We propose that a demonstration be held annually on the last Saturday in June in New York City to commemorate the 1969 spontaneous demonstrations on Christopher Street and this demonstration be called CHRISTOPHER STREET LIBERATION DAY. No dress or age regulations shall be made for this demonstration.”
Craig Rodwell continued fighting the rest of his life for gay rights and died in 1993 of stomach cancer.
His determination, persistence, inspiration, and understanding, have made people aware of their power through activism.
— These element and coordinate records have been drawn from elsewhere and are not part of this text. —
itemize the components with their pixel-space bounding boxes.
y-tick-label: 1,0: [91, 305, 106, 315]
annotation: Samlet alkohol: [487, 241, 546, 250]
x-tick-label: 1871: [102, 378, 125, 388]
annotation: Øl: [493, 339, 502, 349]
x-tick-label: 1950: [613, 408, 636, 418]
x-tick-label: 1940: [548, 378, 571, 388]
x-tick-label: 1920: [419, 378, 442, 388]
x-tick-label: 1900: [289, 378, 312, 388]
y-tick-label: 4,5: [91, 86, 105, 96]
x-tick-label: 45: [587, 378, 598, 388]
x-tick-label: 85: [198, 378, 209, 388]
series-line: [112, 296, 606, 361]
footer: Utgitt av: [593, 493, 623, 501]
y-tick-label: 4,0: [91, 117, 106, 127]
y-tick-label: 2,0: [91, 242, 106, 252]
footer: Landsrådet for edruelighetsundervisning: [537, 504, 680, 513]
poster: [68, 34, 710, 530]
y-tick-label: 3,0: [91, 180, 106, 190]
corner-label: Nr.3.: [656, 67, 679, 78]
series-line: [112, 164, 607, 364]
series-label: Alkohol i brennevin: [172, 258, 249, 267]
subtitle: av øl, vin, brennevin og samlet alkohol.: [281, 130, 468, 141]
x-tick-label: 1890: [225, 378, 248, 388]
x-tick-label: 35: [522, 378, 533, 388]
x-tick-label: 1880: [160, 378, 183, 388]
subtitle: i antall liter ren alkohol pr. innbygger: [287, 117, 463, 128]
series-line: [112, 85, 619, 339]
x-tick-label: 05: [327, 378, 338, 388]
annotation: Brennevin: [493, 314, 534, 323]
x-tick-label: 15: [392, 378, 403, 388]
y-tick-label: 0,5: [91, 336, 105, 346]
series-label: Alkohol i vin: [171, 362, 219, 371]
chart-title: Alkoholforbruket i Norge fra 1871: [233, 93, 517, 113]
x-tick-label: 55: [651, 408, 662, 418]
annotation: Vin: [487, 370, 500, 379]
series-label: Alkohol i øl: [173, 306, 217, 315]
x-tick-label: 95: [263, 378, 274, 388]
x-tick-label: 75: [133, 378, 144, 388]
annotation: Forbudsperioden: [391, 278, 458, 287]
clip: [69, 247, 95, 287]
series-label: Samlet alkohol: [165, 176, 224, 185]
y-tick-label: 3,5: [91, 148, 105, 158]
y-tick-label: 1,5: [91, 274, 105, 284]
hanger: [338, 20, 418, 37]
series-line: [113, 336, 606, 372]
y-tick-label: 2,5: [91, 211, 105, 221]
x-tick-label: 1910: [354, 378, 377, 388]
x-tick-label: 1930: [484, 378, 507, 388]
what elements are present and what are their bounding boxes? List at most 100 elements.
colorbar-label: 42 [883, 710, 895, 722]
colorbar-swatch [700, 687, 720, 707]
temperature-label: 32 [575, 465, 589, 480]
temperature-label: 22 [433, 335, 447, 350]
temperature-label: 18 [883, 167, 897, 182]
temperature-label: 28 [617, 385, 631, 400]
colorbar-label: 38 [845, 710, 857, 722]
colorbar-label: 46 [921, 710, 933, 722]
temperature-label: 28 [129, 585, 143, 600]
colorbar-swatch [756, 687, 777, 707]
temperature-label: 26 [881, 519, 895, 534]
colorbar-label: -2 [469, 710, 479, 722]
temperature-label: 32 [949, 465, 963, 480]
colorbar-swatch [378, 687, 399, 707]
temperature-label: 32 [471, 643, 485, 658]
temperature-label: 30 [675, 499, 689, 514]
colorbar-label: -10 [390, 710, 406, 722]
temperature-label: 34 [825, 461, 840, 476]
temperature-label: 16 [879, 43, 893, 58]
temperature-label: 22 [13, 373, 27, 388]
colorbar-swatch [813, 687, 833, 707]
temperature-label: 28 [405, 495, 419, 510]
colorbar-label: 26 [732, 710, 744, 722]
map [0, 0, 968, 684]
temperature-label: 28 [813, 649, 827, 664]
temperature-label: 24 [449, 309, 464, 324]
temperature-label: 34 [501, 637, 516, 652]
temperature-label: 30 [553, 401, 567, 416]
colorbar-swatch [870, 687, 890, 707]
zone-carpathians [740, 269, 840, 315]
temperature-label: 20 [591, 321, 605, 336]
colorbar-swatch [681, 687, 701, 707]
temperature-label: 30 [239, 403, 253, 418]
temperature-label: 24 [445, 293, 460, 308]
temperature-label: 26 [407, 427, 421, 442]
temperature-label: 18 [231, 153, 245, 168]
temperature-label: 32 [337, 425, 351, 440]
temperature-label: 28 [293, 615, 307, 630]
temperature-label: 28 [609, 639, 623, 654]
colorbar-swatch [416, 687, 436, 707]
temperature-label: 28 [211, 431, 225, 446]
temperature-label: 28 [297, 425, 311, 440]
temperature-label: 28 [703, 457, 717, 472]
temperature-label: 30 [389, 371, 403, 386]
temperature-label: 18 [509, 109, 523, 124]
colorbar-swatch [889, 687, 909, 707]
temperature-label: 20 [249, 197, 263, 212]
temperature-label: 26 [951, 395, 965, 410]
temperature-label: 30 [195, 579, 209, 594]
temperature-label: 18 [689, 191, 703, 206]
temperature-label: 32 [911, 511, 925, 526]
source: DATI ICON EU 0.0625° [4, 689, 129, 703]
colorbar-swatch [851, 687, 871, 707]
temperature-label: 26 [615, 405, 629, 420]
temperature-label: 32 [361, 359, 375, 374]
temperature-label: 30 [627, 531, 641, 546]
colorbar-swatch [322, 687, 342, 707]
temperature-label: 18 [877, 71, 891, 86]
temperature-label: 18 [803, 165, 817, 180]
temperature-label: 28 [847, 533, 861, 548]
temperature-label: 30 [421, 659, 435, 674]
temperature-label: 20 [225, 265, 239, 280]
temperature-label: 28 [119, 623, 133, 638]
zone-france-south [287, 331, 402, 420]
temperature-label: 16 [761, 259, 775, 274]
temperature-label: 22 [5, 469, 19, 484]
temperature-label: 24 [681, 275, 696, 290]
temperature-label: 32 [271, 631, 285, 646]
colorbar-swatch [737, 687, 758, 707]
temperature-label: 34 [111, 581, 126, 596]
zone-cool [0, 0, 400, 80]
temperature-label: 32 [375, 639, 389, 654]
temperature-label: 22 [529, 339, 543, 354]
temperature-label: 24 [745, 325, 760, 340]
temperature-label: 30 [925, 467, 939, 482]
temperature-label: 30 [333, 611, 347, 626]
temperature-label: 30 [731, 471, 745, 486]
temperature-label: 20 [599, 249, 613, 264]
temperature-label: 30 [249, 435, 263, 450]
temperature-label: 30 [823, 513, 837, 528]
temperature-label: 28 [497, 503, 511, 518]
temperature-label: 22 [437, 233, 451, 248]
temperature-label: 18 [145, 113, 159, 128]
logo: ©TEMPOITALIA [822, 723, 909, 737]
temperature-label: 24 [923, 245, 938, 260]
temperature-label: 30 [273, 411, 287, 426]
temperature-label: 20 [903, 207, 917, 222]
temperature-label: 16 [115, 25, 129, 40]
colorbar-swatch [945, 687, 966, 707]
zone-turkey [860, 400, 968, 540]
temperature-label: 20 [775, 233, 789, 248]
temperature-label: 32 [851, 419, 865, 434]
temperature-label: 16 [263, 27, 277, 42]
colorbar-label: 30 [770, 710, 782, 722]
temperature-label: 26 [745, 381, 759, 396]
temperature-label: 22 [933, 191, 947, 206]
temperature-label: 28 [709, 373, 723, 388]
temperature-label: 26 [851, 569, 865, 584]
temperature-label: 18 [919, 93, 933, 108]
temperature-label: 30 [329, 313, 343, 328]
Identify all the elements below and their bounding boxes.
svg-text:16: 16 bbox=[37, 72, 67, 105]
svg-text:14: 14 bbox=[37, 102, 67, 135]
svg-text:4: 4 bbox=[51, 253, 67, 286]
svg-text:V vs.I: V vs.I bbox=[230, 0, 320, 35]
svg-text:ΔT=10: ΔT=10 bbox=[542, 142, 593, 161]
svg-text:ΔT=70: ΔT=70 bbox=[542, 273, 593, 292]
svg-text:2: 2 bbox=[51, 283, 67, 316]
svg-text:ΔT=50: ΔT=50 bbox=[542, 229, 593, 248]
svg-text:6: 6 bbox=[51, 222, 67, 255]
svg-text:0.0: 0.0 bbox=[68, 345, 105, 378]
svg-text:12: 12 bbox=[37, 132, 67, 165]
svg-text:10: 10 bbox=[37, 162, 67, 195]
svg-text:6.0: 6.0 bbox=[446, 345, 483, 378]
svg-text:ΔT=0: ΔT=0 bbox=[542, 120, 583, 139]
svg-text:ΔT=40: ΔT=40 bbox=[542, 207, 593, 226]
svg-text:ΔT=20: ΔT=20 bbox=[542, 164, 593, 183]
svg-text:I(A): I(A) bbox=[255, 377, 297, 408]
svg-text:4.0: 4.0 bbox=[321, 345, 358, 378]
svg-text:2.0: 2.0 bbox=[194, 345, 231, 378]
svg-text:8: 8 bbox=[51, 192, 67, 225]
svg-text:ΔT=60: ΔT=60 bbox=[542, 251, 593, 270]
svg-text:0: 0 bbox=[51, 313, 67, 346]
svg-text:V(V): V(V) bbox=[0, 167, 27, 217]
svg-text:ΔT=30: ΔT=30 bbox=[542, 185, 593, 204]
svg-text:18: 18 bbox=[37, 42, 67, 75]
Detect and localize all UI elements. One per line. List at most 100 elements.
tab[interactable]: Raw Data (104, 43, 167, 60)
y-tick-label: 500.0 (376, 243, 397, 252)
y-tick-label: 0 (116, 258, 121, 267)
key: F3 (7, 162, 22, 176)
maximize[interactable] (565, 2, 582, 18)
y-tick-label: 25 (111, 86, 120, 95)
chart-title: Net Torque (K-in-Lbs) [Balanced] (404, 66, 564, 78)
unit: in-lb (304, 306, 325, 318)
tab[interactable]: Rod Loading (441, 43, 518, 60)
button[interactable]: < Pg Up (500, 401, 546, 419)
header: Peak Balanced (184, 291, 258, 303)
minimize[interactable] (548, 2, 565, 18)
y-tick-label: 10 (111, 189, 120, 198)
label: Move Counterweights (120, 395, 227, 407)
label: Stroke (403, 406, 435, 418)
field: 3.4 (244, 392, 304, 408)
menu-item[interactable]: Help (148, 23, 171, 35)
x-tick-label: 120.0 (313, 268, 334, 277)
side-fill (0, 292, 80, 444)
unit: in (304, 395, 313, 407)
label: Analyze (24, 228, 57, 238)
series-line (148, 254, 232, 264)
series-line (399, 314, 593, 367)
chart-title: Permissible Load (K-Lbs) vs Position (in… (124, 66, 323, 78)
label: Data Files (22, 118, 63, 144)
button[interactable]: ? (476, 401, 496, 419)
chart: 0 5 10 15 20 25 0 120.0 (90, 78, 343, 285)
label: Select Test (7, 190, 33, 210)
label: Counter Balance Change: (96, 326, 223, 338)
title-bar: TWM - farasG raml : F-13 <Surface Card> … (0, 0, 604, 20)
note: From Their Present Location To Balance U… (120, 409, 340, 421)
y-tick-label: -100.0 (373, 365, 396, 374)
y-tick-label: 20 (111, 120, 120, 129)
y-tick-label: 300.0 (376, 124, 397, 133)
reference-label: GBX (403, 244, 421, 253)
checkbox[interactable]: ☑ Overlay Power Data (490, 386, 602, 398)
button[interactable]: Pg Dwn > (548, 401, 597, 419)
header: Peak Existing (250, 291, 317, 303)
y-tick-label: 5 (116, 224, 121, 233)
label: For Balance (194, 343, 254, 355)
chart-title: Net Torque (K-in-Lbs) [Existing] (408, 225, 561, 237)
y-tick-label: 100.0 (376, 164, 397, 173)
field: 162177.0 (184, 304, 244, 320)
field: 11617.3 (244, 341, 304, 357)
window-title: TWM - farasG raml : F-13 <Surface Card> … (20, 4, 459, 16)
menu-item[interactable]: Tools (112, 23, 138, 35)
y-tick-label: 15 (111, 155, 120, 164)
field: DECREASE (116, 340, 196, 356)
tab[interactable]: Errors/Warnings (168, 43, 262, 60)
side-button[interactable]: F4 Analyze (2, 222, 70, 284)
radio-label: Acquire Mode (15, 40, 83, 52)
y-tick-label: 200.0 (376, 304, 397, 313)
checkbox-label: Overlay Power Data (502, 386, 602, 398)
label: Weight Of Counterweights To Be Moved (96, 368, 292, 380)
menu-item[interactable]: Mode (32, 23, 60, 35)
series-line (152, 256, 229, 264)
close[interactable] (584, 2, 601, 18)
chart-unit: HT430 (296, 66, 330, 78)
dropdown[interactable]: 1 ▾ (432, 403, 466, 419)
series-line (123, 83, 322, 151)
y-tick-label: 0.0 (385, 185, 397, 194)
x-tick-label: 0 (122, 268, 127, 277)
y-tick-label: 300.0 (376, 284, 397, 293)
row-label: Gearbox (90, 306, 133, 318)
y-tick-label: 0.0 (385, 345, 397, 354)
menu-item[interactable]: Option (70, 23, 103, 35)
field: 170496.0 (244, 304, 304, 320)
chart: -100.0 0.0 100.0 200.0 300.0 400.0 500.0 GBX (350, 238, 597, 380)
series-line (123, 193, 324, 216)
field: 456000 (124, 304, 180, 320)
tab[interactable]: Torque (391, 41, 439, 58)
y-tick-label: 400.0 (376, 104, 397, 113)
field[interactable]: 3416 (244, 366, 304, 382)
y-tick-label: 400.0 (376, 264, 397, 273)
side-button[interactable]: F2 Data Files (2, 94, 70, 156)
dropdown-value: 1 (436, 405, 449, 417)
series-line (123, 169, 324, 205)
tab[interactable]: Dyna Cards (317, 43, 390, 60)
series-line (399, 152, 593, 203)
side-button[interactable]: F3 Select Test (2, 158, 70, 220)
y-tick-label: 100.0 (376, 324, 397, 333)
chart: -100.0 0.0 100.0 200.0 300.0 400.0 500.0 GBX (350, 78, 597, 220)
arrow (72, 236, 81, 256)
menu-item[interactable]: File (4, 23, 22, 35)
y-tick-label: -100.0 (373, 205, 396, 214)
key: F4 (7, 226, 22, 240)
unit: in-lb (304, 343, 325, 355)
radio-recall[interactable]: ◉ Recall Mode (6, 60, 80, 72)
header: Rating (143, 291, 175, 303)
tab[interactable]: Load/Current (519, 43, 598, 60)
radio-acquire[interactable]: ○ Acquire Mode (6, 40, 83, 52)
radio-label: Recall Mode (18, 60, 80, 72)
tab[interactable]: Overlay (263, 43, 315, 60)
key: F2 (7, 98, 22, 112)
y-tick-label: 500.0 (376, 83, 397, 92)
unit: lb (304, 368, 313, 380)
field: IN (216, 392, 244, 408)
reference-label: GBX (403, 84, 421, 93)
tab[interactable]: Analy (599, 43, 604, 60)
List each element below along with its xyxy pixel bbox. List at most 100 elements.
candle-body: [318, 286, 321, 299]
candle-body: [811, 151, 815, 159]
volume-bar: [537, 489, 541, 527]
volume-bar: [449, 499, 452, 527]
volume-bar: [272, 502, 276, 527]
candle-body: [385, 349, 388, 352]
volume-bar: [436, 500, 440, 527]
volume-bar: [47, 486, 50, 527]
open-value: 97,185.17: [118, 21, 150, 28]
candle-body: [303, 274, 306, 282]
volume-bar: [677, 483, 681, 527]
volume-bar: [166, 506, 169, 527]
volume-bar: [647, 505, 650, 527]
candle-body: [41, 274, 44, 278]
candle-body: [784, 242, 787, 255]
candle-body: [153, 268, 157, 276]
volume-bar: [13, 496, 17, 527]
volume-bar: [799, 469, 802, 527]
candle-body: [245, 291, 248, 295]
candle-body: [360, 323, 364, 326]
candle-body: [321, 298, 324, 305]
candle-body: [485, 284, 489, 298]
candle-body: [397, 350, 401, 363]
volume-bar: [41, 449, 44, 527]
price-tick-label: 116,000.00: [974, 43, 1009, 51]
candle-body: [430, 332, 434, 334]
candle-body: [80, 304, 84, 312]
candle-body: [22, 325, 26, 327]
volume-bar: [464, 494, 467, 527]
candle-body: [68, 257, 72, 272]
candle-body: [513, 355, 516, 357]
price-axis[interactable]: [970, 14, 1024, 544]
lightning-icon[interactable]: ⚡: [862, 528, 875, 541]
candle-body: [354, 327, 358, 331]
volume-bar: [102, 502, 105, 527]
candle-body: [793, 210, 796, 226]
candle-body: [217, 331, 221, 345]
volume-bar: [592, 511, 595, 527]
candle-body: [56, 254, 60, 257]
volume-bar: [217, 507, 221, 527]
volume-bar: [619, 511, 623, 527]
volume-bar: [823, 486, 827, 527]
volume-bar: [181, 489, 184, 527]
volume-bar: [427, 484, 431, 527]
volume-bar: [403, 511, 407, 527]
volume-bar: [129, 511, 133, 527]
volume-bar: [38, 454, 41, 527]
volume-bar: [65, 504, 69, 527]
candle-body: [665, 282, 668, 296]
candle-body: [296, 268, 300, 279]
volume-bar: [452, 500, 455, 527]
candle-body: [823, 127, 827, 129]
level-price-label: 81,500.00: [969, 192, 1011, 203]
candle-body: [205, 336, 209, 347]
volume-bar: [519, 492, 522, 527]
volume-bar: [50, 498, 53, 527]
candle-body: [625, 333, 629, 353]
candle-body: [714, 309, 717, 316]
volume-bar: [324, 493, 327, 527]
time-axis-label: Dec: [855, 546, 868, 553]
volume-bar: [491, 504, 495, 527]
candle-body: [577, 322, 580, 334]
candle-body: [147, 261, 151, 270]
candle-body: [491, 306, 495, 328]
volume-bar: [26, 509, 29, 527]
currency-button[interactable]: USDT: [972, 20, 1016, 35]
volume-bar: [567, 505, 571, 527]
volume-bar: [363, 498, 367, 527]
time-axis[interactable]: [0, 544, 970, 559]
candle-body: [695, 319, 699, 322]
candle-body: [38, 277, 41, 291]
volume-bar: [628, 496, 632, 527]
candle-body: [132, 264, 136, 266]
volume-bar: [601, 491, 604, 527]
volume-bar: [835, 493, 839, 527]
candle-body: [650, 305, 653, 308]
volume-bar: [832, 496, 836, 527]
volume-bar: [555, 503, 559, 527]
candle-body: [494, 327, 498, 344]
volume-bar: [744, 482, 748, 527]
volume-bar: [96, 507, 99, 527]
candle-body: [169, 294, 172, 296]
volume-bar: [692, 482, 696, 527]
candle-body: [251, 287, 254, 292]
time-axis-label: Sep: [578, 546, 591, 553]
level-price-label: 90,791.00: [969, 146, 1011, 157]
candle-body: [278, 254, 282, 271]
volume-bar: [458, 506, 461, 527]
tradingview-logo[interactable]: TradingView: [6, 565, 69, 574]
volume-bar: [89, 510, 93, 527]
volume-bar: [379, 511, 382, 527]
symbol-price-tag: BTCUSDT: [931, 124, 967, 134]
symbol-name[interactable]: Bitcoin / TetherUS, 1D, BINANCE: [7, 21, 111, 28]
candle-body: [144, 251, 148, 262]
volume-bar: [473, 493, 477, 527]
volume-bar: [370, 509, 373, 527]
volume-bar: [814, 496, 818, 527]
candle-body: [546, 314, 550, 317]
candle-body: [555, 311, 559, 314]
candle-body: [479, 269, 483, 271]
This is why we have PRIDE.
Thanks.
I love this. Craig was indeed a hero, and a dear man. I met him when he came to speak at the second gay college group, perhaps 1968, Homosexuals Intransigent (HI) at CCNY and we became friends. A few days ago, I gave a talk about the early history of the movement after the Dolphin Club/South End Club annual Queer Pride Swim in San Francisco Bay (6 years happening.) I mentioned Craig as the initiator of the event. So glad to see this.
Our hero. It’s people like him that inspired others to fight for the right to marry, rights of gays in the military, etc. We are not 2nd class.
I never knew this, great information. I was born Sept 1964, probably in protest.